The most important observation made in the latter half of Jasmine is only you can determine your
fate and your name. Throughout the
entire novel, Jasmine allowed herself to be called all of these different names
by four or five different men. By the
end of the novel, she says “it isn’t guilt I feel, it’s relief. I realize I have already stopped thinking of
myself as Jane..watch me reposition the stars, I whisper to the astrologer who
floats cross-legged above my kitchen stove,” (240). The big take away for me is to determine my own
name, not some Americanized inauthentic version of me, but have people call me
what I want to be called. Only in doing
that can I determine who I become, regardless of assumptions or prophecies that
are handed to me as truth.
The most surprising
thing I reflected on was probably the innate security that comes with being an
American, or at the very least, having a green card to a developed country. We have talked about the privileges and
freedom we have in America, but very rarely do I realize just what that means
and how important safety is to me. I
always feel safe at home, at school, at night, and during the day. If I was ever raped, I could prosecute in a
second, rather than having the mental anguish that Jasmine endures in silence. Her line about “I didn’t feel safe going
outdoors. If I had a green card, a job,
a goal, happiness would appear out of the blue” really made me think about the dangers
that come with being an undocumented immigrant; once you actually get to the
land of the free, you are not actually free because you are living in fear of
being caught (149). This really
resonated just with my own definition of home: a sanctuary, a safe place where
I can trust people compared to her version of America that is greedy and
manipulative.
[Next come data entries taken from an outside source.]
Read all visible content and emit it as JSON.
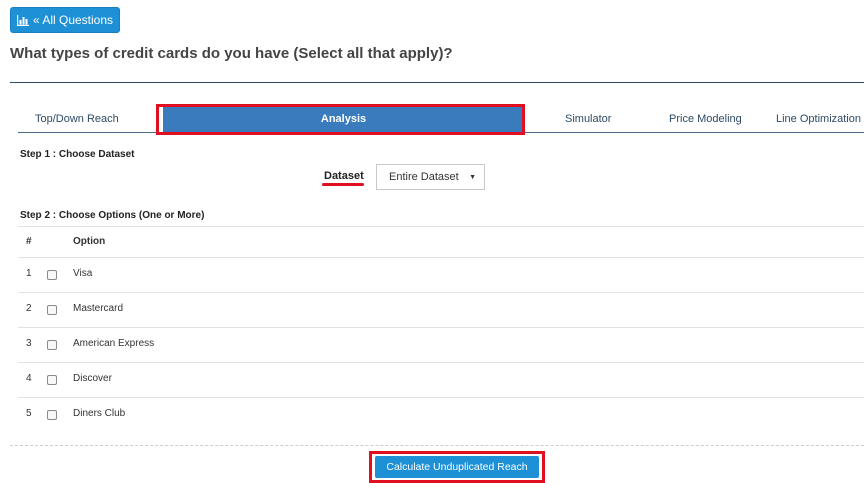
{
  "toolbar": {
    "all_questions_label": "« All Questions"
  },
  "question": {
    "title": "What types of credit cards do you have (Select all that apply)?"
  },
  "tabs": [
    {
      "label": "Top/Down Reach"
    },
    {
      "label": "Analysis"
    },
    {
      "label": "Simulator"
    },
    {
      "label": "Price Modeling"
    },
    {
      "label": "Line Optimization"
    }
  ],
  "steps": {
    "step1": "Step 1 : Choose Dataset",
    "step2": "Step 2 : Choose Options (One or More)"
  },
  "dataset": {
    "label": "Dataset",
    "selected": "Entire Dataset"
  },
  "table": {
    "headers": {
      "num": "#",
      "option": "Option"
    },
    "rows": [
      {
        "num": "1",
        "option": "Visa"
      },
      {
        "num": "2",
        "option": "Mastercard"
      },
      {
        "num": "3",
        "option": "American Express"
      },
      {
        "num": "4",
        "option": "Discover"
      },
      {
        "num": "5",
        "option": "Diners Club"
      }
    ]
  },
  "actions": {
    "calculate_label": "Calculate Unduplicated Reach"
  },
  "colors": {
    "accent": "#1e90d6",
    "tab_active": "#3a7bbd",
    "highlight": "#e01020"
  }
}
It also made me reflect on
my Project Mexico trip over Christmas break.
We talked to so many people trying to cross the border into America and
we got the opposite perspective with the Border Patrol trying to stop
immigrants from coming over. We did not,
however, talk to people who are undocumented in America today and what it is
like for them now they are in America.
Yes, they have been tempted by the “promise of America,” this land of
freedom, but are they really free (240)?
What is their version of America compared to mine?